Strength of the d_{x^2-y^2} pairing in the two-leg Hubbard ladder

TL;DR

This paper uses Quantum Monte Carlo calculations to demonstrate that the doped two-leg Hubbard ladder exhibits strong d_{x^2-y^2} pairing correlations at low temperatures, indicating significant pairing strength.

Contribution

The study provides the first quantitative analysis of the strength and temperature scale of d_{x^2-y^2} pairing correlations in the doped Hubbard ladder using QMC.

Findings

Resonant particle-particle scattering occurs in the d_{x^2-y^2} channel at low temperatures.

Pairing correlations are found to be strong in the Hubbard ladder.

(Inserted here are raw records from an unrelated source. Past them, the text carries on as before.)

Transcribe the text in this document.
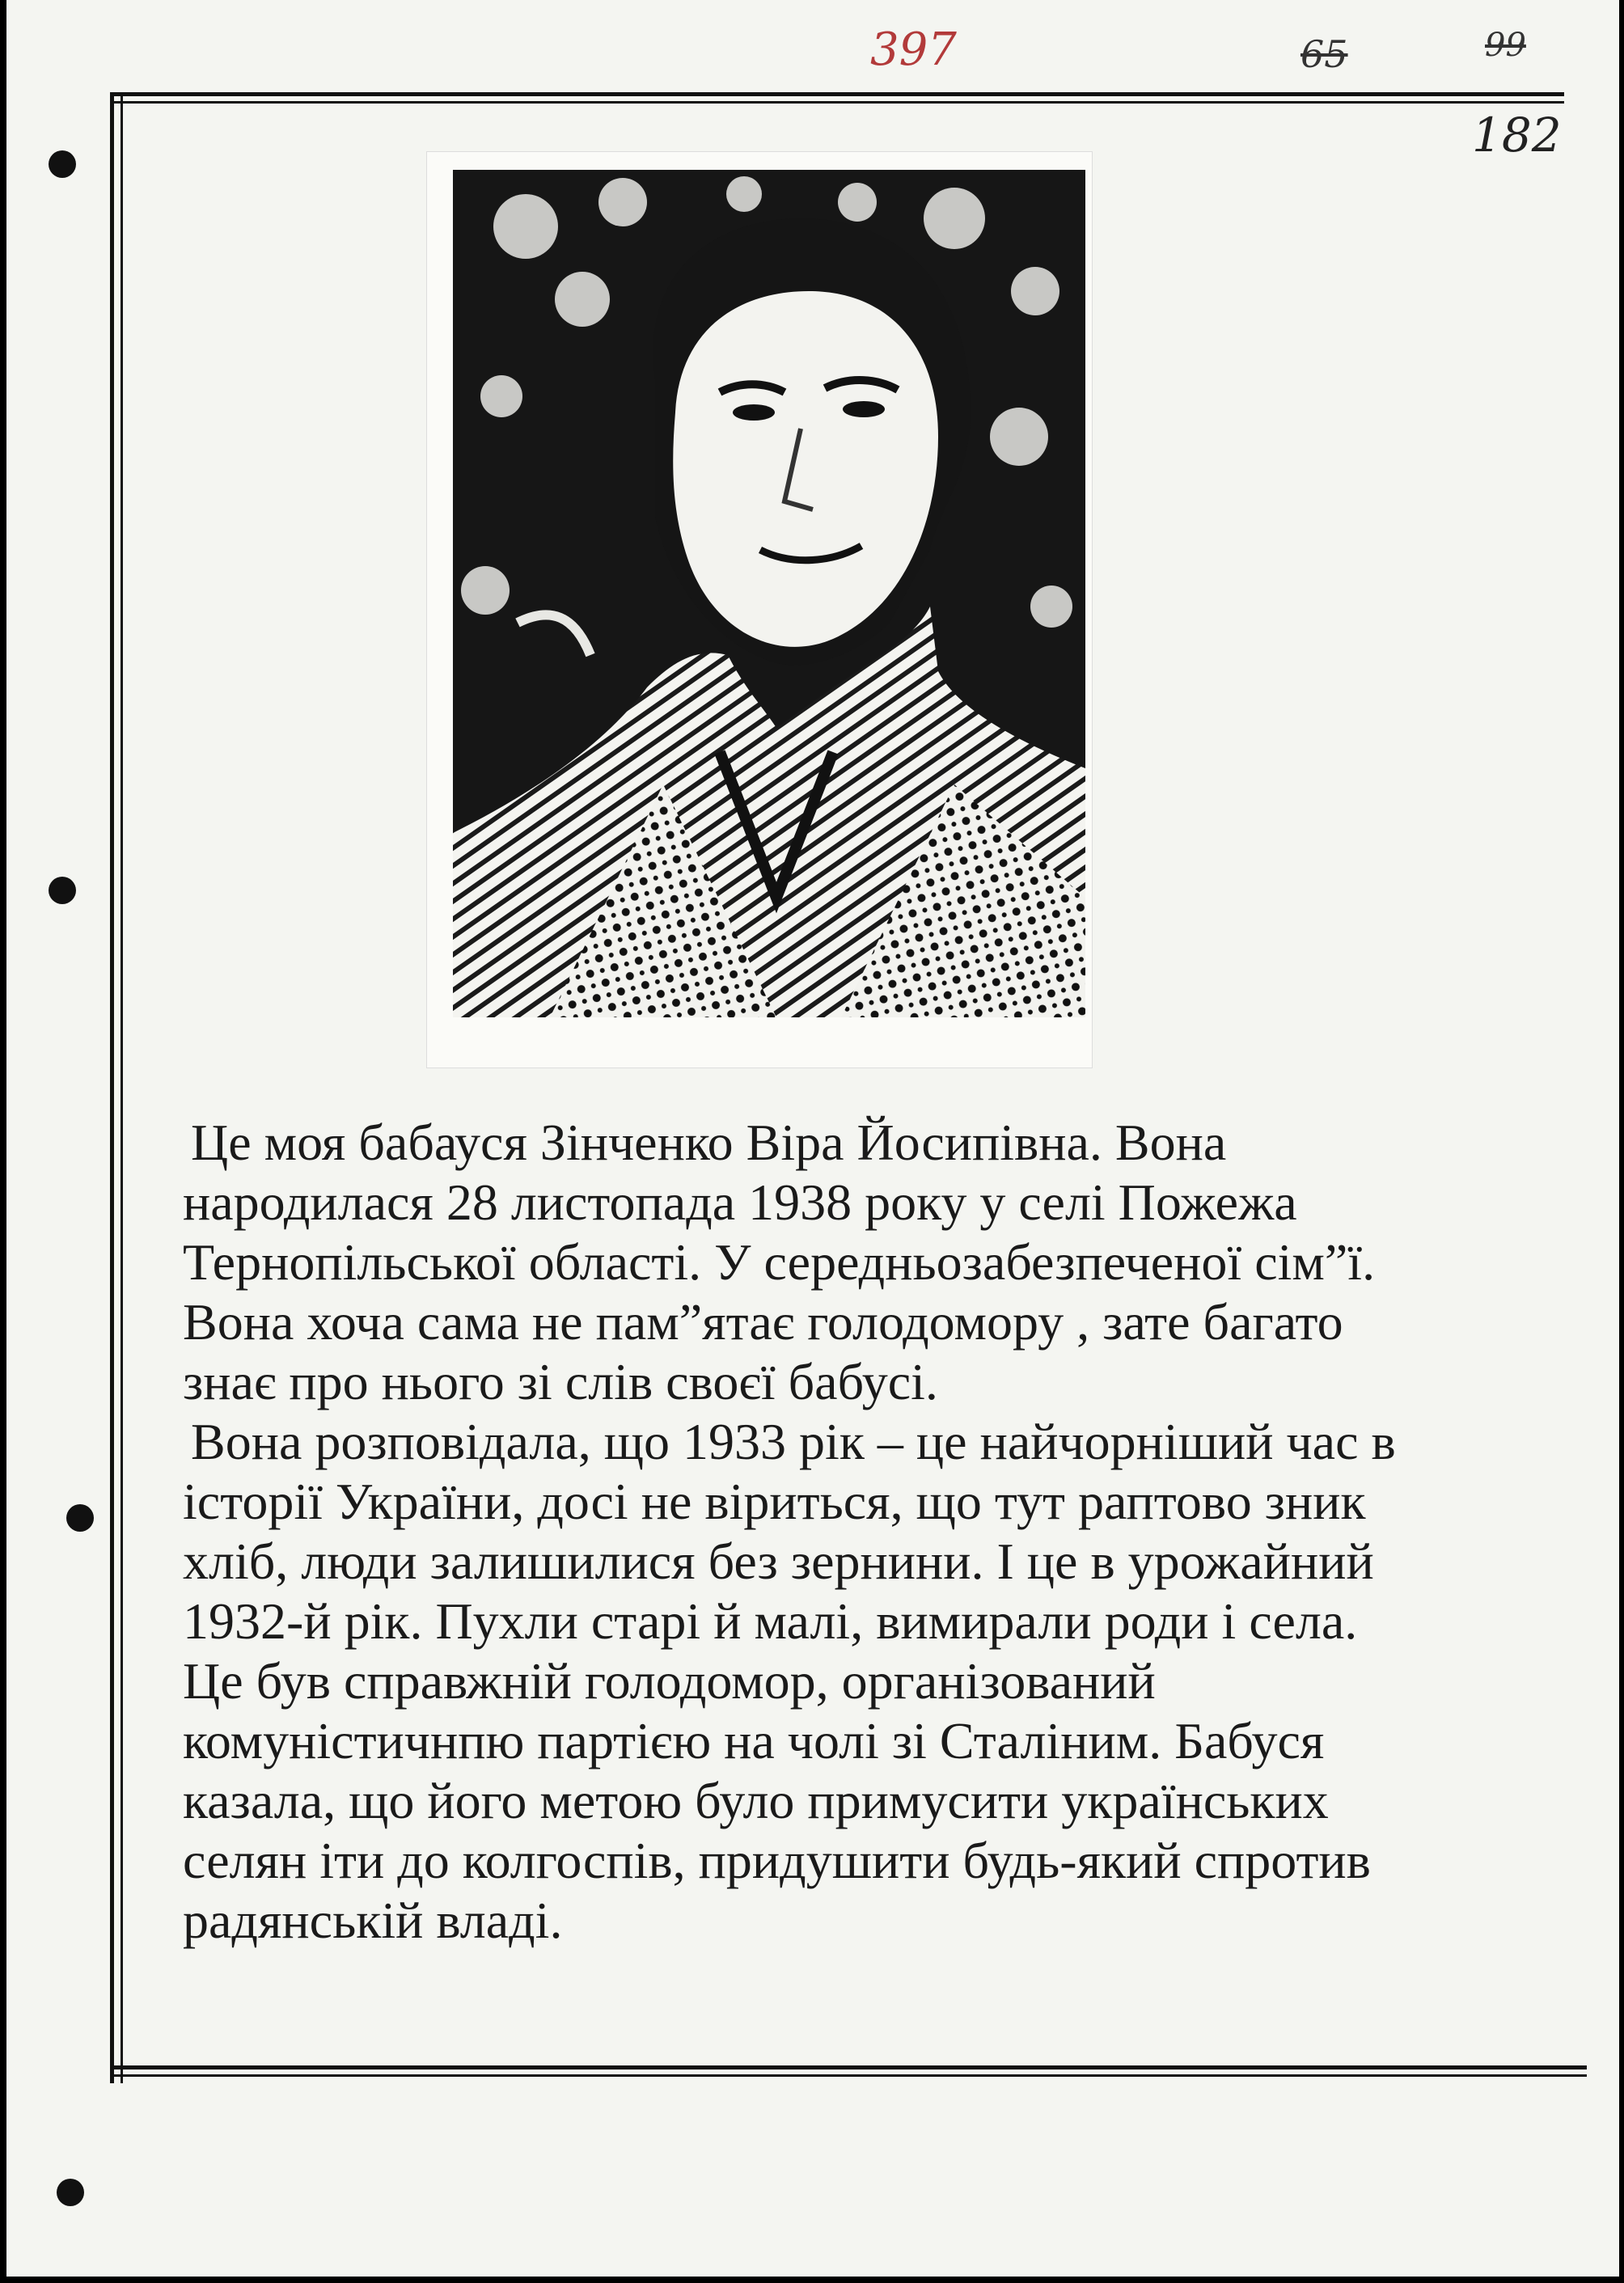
397	65	99
182
Це моя бабауся Зінченко Віра Йосипівна. Вона
народилася 28 листопада 1938 року у селі Пожежа
Тернопільської області. У середньозабезпеченої сім”ї.
Вона хоча сама не пам”ятає голодомору , зате багато
знає про нього зі слів своєї бабусі.
Вона розповідала, що 1933 рік – це найчорніший час в
історії України, досі не віриться, що тут раптово зник
хліб, люди залишилися без зернини. І це в урожайний
1932-й рік. Пухли старі й малі, вимирали роди і села.
Це був справжній голодомор, організований
комуністичнпю партією на чолі зі Сталіним. Бабуся
казала, що його метою було примусити українських
селян іти до колгоспів, придушити будь-який спротив
радянській владі.
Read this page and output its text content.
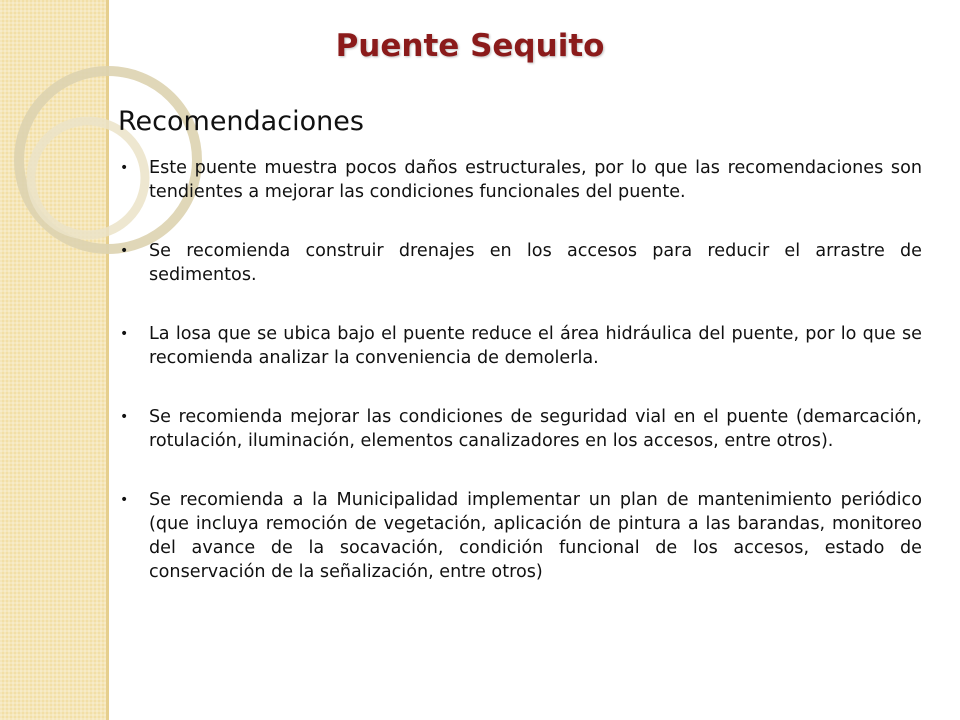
Puente Sequito
Recomendaciones
• Este puente muestra pocos daños estructurales, por lo que las recomendaciones son tendientes a mejorar las condiciones funcionales del puente.
• Se recomienda construir drenajes en los accesos para reducir el arrastre de sedimentos.
• La losa que se ubica bajo el puente reduce el área hidráulica del puente, por lo que se recomienda analizar la conveniencia de demolerla.
• Se recomienda mejorar las condiciones de seguridad vial en el puente (demarcación, rotulación, iluminación, elementos canalizadores en los accesos, entre otros).
• Se recomienda a la Municipalidad implementar un plan de mantenimiento periódico (que incluya remoción de vegetación, aplicación de pintura a las barandas, monitoreo del avance de la socavación, condición funcional de los accesos, estado de conservación de la señalización, entre otros)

The results suggest significant pairing tendencies relevant to high-temperature superconductivity.

Abstract

In the ground state of the doped two-leg Hubbard ladder there are power-law decaying d_{x^2-y^2}-type pairing correlations. It is important to know the strength and the temperature scale of these correlations. For this purpose, we have performed determinantal Quantum Monte Carlo (QMC) calculations of the reducible particle-particle interaction in the Hubbard ladder. In this paper, we report on these calculations and show that, at sufficiently low temperatures, resonant particle-particle scattering takes place in the d_{x^2-y^2} pairing channel for certain values of the model parameters. The QMC data presented here indicate that the d_{x^2-y^2} pairing correlations are strong in the Hubbard ladder.